Extremely Correlated Quantum Liquids

TL;DR

This paper develops a theoretical framework for extremely correlated electron liquids, extending Fermi liquid theory, and introduces novel equations and transformations to analyze their unique physical properties.

Contribution

It generalizes Fermi liquid theory to strongly correlated systems using Schwinger source fields and matrix scale transformations, providing a new formalism for such quantum liquids.

Findings

Derived an exact Dyson equation for quasiparticle Green's functions.

Established Ward identities for systematic approximations.

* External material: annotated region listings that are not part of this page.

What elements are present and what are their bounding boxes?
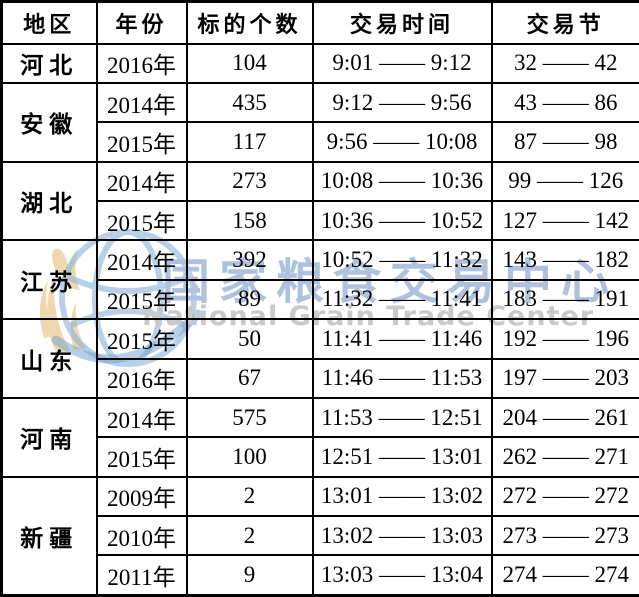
time-cell: 12:51 —— 13:01 — [311, 436, 493, 478]
count-cell: 117 — [185, 121, 314, 163]
table-row: 2015年 89 11:32 —— 11:41 183 —— 191 — [2, 278, 639, 321]
time-cell: 10:08 —— 10:36 — [311, 160, 493, 203]
session-cell: 43 —— 86 — [490, 81, 639, 124]
year-cell: 2009年 — [95, 475, 188, 518]
table-row: 河南 2014年 575 11:53 —— 12:51 204 —— 261 — [0, 396, 639, 478]
count-cell: 392 — [185, 239, 314, 281]
year-cell: 2015年 — [95, 199, 188, 242]
count-cell: 100 — [185, 436, 314, 478]
table-header-row: 地区 年份 标的个数 交易时间 交易节 — [0, 0, 639, 45]
count-cell: 104 — [185, 42, 314, 84]
region-cell: 江苏 — [0, 239, 98, 321]
session-cell: 127 —— 142 — [490, 199, 639, 242]
year-cell: 2011年 — [95, 554, 188, 597]
year-cell: 2015年 — [95, 318, 188, 360]
session-cell: 87 —— 98 — [490, 121, 639, 163]
session-cell: 273 —— 273 — [490, 514, 639, 557]
count-cell: 50 — [185, 318, 314, 360]
header-time: 交易时间 — [311, 0, 493, 45]
time-cell: 11:32 —— 11:41 — [311, 278, 493, 321]
time-cell: 11:41 —— 11:46 — [311, 318, 493, 360]
session-cell: 274 —— 274 — [490, 554, 639, 597]
time-cell: 10:52 —— 11:32 — [311, 239, 493, 281]
time-cell: 13:01 —— 13:02 — [311, 475, 493, 518]
count-cell: 89 — [185, 278, 314, 321]
table-row: 2010年 2 13:02 —— 13:03 273 —— 273 — [2, 514, 639, 557]
region-cell: 新疆 — [0, 475, 98, 597]
header-year: 年份 — [95, 0, 188, 45]
year-cell: 2016年 — [95, 357, 188, 399]
session-cell: 99 —— 126 — [490, 160, 639, 203]
count-cell: 2 — [185, 514, 314, 557]
time-cell: 13:02 —— 13:03 — [311, 514, 493, 557]
count-cell: 9 — [185, 554, 314, 597]
time-cell: 10:36 —— 10:52 — [311, 199, 493, 242]
year-cell: 2016年 — [95, 42, 188, 84]
year-cell: 2010年 — [95, 514, 188, 557]
count-cell: 435 — [185, 81, 314, 124]
table-row: 湖北 2014年 273 10:08 —— 10:36 99 —— 126 — [0, 160, 639, 242]
time-cell: 9:12 —— 9:56 — [311, 81, 493, 124]
session-cell: 272 —— 272 — [490, 475, 639, 518]
table-row: 安徽 2014年 435 9:12 —— 9:56 43 —— 86 — [0, 81, 639, 163]
table-row: 2015年 100 12:51 —— 13:01 262 —— 271 — [2, 436, 639, 478]
count-cell: 67 — [185, 357, 314, 399]
session-cell: 197 —— 203 — [490, 357, 639, 399]
time-cell: 9:56 —— 10:08 — [311, 121, 493, 163]
count-cell: 158 — [185, 199, 314, 242]
table-row: 江苏 2014年 392 10:52 —— 11:32 143 —— 182 — [0, 239, 639, 321]
year-cell: 2015年 — [95, 436, 188, 478]
table-row: 2015年 117 9:56 —— 10:08 87 —— 98 — [2, 121, 639, 163]
region-cell: 河南 — [0, 396, 98, 478]
region-cell: 湖北 — [0, 160, 98, 242]
region-cell: 河北 — [0, 42, 98, 84]
table-row: 河北 2016年 104 9:01 —— 9:12 32 —— 42 — [0, 42, 639, 84]
count-cell: 2 — [185, 475, 314, 518]
table-row: 山东 2015年 50 11:41 —— 11:46 192 —— 196 — [0, 318, 639, 399]
region-cell: 山东 — [0, 318, 98, 399]
session-cell: 143 —— 182 — [490, 239, 639, 281]
year-cell: 2014年 — [95, 239, 188, 281]
year-cell: 2014年 — [95, 81, 188, 124]
count-cell: 575 — [185, 396, 314, 439]
year-cell: 2014年 — [95, 396, 188, 439]
session-cell: 204 —— 261 — [490, 396, 639, 439]
region-cell: 安徽 — [0, 81, 98, 163]
time-cell: 11:53 —— 12:51 — [311, 396, 493, 439]
table-row: 2016年 67 11:46 —— 11:53 197 —— 203 — [2, 357, 639, 399]
session-cell: 192 —— 196 — [490, 318, 639, 360]
table-row: 2015年 158 10:36 —— 10:52 127 —— 142 — [2, 199, 639, 242]
year-cell: 2015年 — [95, 121, 188, 163]
year-cell: 2015年 — [95, 278, 188, 321]
year-cell: 2014年 — [95, 160, 188, 203]
session-cell: 262 —— 271 — [490, 436, 639, 478]
table-row: 新疆 2009年 2 13:01 —— 13:02 272 —— 272 — [0, 475, 639, 597]
header-session: 交易节 — [490, 0, 639, 45]
session-cell: 32 —— 42 — [490, 42, 639, 84]
header-count: 标的个数 — [185, 0, 314, 45]
table-row: 2011年 9 13:03 —— 13:04 274 —— 274 — [2, 554, 639, 597]
time-cell: 9:01 —— 9:12 — [311, 42, 493, 84]
time-cell: 13:03 —— 13:04 — [311, 554, 493, 597]
session-cell: 183 —— 191 — [490, 278, 639, 321]
header-region: 地区 — [0, 0, 98, 45]
time-cell: 11:46 —— 11:53 — [311, 357, 493, 399]
count-cell: 273 — [185, 160, 314, 203]
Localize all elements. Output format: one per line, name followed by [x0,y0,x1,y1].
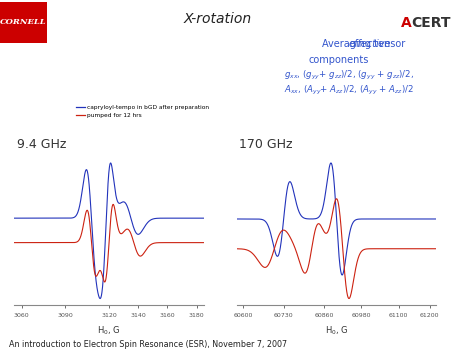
Legend: capryloyl-tempo in bGD after preparation, pumped for 12 hrs: capryloyl-tempo in bGD after preparation… [74,103,212,120]
Text: X-rotation: X-rotation [184,12,252,26]
Text: H$_0$, G: H$_0$, G [325,325,348,337]
Text: tensor: tensor [371,39,405,49]
Text: 9.4 GHz: 9.4 GHz [17,138,66,151]
Text: CORNELL: CORNELL [0,18,47,26]
Text: CERT: CERT [411,16,451,30]
Text: $g_{xx}$, ($g_{yy}$+ $g_{zz}$)/2, ($g_{yy}$ + $g_{zz}$)/2,: $g_{xx}$, ($g_{yy}$+ $g_{zz}$)/2, ($g_{y… [284,69,414,82]
Text: 170 GHz: 170 GHz [239,138,293,151]
Text: H$_0$, G: H$_0$, G [97,325,121,337]
Text: Averaging: Averaging [322,39,374,49]
Text: components: components [309,55,369,65]
Text: An introduction to Electron Spin Resonance (ESR), November 7, 2007: An introduction to Electron Spin Resonan… [9,340,288,349]
Text: A: A [401,16,411,30]
Text: effective: effective [348,39,391,49]
Text: $A_{xx}$, ($A_{yy}$+ $A_{zz}$)/2, ($A_{yy}$ + $A_{zz}$)/2: $A_{xx}$, ($A_{yy}$+ $A_{zz}$)/2, ($A_{y… [284,83,414,97]
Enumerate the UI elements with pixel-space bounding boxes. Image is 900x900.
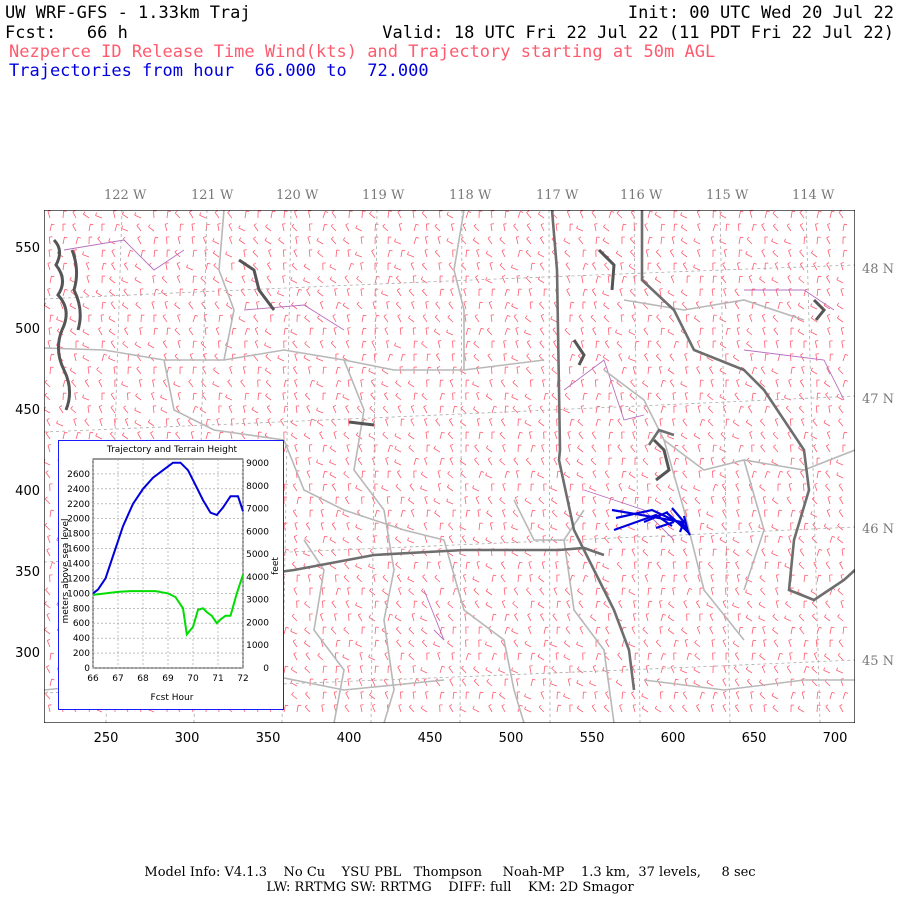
lon-label: 114 W: [792, 188, 835, 203]
trajectory-terrain-inset: Trajectory and Terrain Height 2600 2400 22…: [58, 440, 284, 710]
x-tick-label: 400: [336, 731, 362, 746]
inset-ylabel-left: meters above sea level: [61, 518, 71, 623]
wind-barb-field: [44, 210, 849, 713]
x-tick-label: 600: [660, 731, 686, 746]
county-lines: [63, 239, 845, 641]
x-tick-label: 350: [255, 731, 281, 746]
y-tick-label: 400: [15, 484, 40, 499]
x-tick-label: 500: [498, 731, 524, 746]
inset-ylabel-right: feet: [271, 557, 281, 575]
inset-y-tick-label-ft: 3000: [246, 596, 269, 606]
inset-y-tick-label-ft: 2000: [246, 618, 269, 628]
lon-label: 122 W: [104, 188, 147, 203]
y-tick-label: 350: [15, 565, 40, 580]
inset-y-tick-label: 800: [73, 604, 90, 614]
inset-y-tick-label: 600: [73, 619, 90, 629]
inset-x-tick-label: 66: [87, 674, 99, 684]
inset-y-tick-label: 2000: [67, 515, 90, 525]
wind-barbs: [44, 210, 849, 713]
x-tick-label: 650: [741, 731, 767, 746]
inset-y-tick-label-ft: 9000: [246, 459, 269, 469]
inset-chart: Trajectory and Terrain Height 2600 2400 22…: [61, 445, 281, 703]
inset-y-tick-label: 1800: [67, 530, 90, 540]
y-tick-label: 300: [15, 646, 40, 661]
y-tick-label: 450: [15, 403, 40, 418]
inset-x-tick-label: 69: [162, 674, 174, 684]
lon-label: 121 W: [191, 188, 234, 203]
inset-grid: [92, 458, 244, 669]
trajectory-range: Trajectories from hour 66.000 to 72.000: [9, 61, 429, 81]
inset-y-tick-label: 0: [84, 664, 90, 674]
lat-label: 47 N: [862, 392, 895, 407]
model-info: Model Info: V4.1.3 No Cu YSU PBL Thompso…: [144, 865, 756, 880]
y-tick-label: 500: [15, 322, 40, 337]
coastline: [52, 238, 827, 482]
inset-series: [92, 461, 244, 637]
inset-y-tick-label: 2200: [67, 500, 90, 510]
x-tick-label: 300: [174, 731, 200, 746]
inset-y-tick-label-ft: 8000: [246, 482, 269, 492]
plot-subtitle: Nezperce ID Release Time Wind(kts) and T…: [9, 42, 716, 62]
inset-y-tick-label-ft: 1000: [246, 641, 269, 651]
inset-y-ticks-ft: 9000 8000 7000 6000 5000 4000 3000 2000 1000 0: [246, 459, 269, 674]
inset-title: Trajectory and Terrain Height: [106, 445, 238, 455]
x-tick-label: 700: [822, 731, 848, 746]
inset-y-tick-label: 1000: [67, 589, 90, 599]
inset-y-tick-label-ft: 5000: [246, 550, 269, 560]
trajectory-height-line: [92, 461, 244, 595]
inset-y-tick-label-ft: 0: [263, 664, 269, 674]
init-time: Init: 00 UTC Wed 20 Jul 22: [627, 3, 894, 23]
lon-label: 115 W: [706, 188, 749, 203]
x-tick-label: 550: [579, 731, 605, 746]
inset-y-tick-label-ft: 6000: [246, 527, 269, 537]
y-tick-label: 550: [15, 241, 40, 256]
x-tick-label: 450: [417, 731, 443, 746]
x-tick-label: 250: [93, 731, 119, 746]
lon-label: 117 W: [536, 188, 579, 203]
inset-x-tick-label: 72: [237, 674, 248, 684]
forecast-hour: Fcst: 66 h: [5, 23, 128, 43]
lat-label: 48 N: [862, 262, 895, 277]
inset-xlabel: Fcst Hour: [151, 693, 194, 703]
inset-y-tick-label: 2600: [67, 470, 90, 480]
lat-label: 45 N: [862, 654, 895, 669]
trajectory-arrows: [611, 507, 691, 536]
inset-y-tick-label: 1200: [67, 574, 90, 584]
inset-y-tick-label: 1400: [67, 560, 90, 570]
inset-y-tick-label: 200: [73, 649, 90, 659]
inset-y-tick-label: 2400: [67, 485, 90, 495]
inset-x-tick-label: 67: [112, 674, 123, 684]
inset-y-tick-label: 400: [73, 634, 90, 644]
inset-x-tick-label: 70: [187, 674, 199, 684]
inset-x-tick-label: 71: [212, 674, 223, 684]
inset-y-tick-label-ft: 7000: [246, 505, 269, 515]
valid-time: Valid: 18 UTC Fri 22 Jul 22 (11 PDT Fri …: [382, 23, 894, 43]
model-title: UW WRF-GFS - 1.33km Traj: [5, 3, 251, 23]
inset-x-tick-label: 68: [137, 674, 149, 684]
inset-y-ticks: 2600240022002000180016001400120010008006…: [67, 470, 90, 674]
inset-y-tick-label-ft: 4000: [246, 573, 269, 583]
lat-label: 46 N: [862, 522, 895, 537]
county-borders: [44, 210, 855, 723]
lon-label: 118 W: [449, 188, 492, 203]
lon-label: 116 W: [620, 188, 663, 203]
lon-label: 120 W: [276, 188, 319, 203]
physics-info: LW: RRTMG SW: RRTMG DIFF: full KM: 2D Sm…: [266, 880, 634, 895]
terrain-height-line: [92, 574, 244, 637]
inset-y-tick-label: 1600: [67, 545, 90, 555]
inset-x-ticks: 66 67 68 69 70 71 72: [87, 674, 248, 684]
lon-label: 119 W: [362, 188, 405, 203]
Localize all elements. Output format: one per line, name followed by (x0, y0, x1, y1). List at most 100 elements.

Presented preliminary calculations demonstrating the formalism's application.

Abstract

We formulate the theory of an extremely correlated electron liquid, generalizing the standard Fermi liquid. This quantum liquid has specific signatures in various physical properties, such as the Fermi surface volume and the narrowing of electronic bands by spin and density correlation functions. We use Schwinger's source field idea to generate equations for the Greens function for the Hubbard operators. A local (matrix) scale transformation in the time domain to a quasiparticle Greens function, is found to be optimal. This transformation allows us to generate vertex functions that are guaranteed to reduce to the bare values for high frequencies, i.e. are ``asymptotically free''. The quasiparticles are fractionally charged objects, and we find an exact Schwinger Dyson equation for their Greens function. We find a hierarchy of equations for the vertex functions, and further we obtain Ward identities so that systematic approximations are feasible. An expansion in terms of the density of holes measured from the Mott Hubbard insulating state follows from the nature of the theory. A systematic presentation of the formalism is followed by some preliminary explicit calculations.